This weekend, I saw the movie “The Words,” with Bradley Cooper, Dennis Quaid, Jeremy Irons, and several other big names. It was a wonderful movie–beautifully filmed, well-acted, interesting, and very emotionally engaging. I would definitely recommend it to anyone–that is, anyone who is not an aspiring writer. Of all the movies I have ever seen, nothing has hit quite so painfully close to home before this movie. Without telling you anything you can’t read on IMDB.com, the film mainly concerns Bradley Cooper’s character, a struggling writer who just can’t catch a break. His inability to be published tears him apart from the inside and there is this one scene, near the beginning of the film, where he walks out of a dinner with his wife and another couple. The other couple is trying to convince Bradley Cooper and Zoe Saldana to go on a yacht trip to the Caymans (or something). Bradley storms out and when Zoe follows, he completely loses it. He says something along the lines of “I don’t know how people do it. I don’t understand how they got where they are, how you got where you are. I don’t understand how people know what they’re doing. I’m not who I thought I would be, I’m not who I want to be.” Maybe Bradley is just that brilliant of an actor or maybe the script was just that well written, but if you want to see the picture of someone whose passion is completely tearing them into pieces from the inside out–that’ll do it.
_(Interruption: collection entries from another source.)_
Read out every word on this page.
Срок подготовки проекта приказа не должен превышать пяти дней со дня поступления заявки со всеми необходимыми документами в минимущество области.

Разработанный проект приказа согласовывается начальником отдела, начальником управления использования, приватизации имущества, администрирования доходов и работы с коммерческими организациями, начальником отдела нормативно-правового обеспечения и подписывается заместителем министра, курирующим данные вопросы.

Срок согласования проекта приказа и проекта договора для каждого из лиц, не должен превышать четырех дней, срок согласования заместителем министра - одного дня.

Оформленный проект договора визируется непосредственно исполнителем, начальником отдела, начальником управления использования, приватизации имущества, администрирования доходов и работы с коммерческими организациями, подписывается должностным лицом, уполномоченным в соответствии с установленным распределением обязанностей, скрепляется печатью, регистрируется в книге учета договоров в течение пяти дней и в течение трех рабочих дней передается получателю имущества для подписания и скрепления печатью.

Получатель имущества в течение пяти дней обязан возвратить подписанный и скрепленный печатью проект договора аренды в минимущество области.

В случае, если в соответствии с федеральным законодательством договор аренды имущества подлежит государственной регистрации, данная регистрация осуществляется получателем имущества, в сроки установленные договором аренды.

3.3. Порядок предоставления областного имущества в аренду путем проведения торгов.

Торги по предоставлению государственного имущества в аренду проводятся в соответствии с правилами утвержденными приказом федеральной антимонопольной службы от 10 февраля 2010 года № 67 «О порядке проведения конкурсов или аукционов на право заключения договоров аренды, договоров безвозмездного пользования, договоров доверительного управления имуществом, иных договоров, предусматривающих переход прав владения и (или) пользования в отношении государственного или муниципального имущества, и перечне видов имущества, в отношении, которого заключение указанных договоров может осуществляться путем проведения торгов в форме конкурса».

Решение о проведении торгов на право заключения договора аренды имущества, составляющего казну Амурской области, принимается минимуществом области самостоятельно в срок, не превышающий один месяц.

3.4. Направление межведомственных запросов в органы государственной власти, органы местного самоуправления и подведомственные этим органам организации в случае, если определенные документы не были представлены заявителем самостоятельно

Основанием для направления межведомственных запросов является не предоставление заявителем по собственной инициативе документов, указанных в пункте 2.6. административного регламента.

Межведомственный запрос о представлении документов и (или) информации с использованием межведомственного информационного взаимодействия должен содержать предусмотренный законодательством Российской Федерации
At that point, I knew all I could do to make it through this movie would be to hold on for dear life and watch the story unfold. As I said, it was an excellent movie. It also completely laid bare, via a fictional character, the insecurities and torments that plague many would be writers, such as, unfortunately, myself. I know neither of my friends had any idea what was going through my mind as I watched the rest of the film, but watching that scene made me feel like I was standing in front of a crowd, naked, giving a speech on something I did not prepare. So, if you know a writer or would be writer or wanna be writer and you want to understand anything about how their minds work–go see this film. If you are a would be/wanna be writer, still go see the movie, but be prepared to be completely blown away by it. This is not meant to be a “woe is me” post or a critical review of the movie, but perhaps seeing this movie simply came, for me, at a time when everything is already so shaky. Graduation is mere months away and there are so many decisions to be made. The economy is not in a great place and neither is my writing, if I’m being honest with myself. The real world is a scary place to be as a college graduate right now, especially as a college graduate with a degree in liberal arts and little knowledge of what she wants to do other than “write…or something.”
All this said, maybe it is a good movie to see. Maybe we all need that wake up call that we have to push through…whatever it is…that plagues us if we really believe in our passion. Bradley Cooper’s dad tells him, after refusing to lend him money, that maybe he should consider his writing to be a hobby and to get a real job. Maybe we all have to reach that point and choose one of two ways–to let our passion be just a “hobby” while we face reality and the cold, hard facts of life or maybe, like Bradley’s character did, we say to ourselves “just a little bit longer” and…somehow, we stumble across something that can give us everything we’ve dreamed about…although, hopefully, without the exact circumstances and consequences presented in “The Words.” But I don’t want to spoil the ending of the movie. And, as for me, I don’t know where things will go or how they were end, but the journey is all there really is and all we can do is hang on tight and try not to shut our eyes.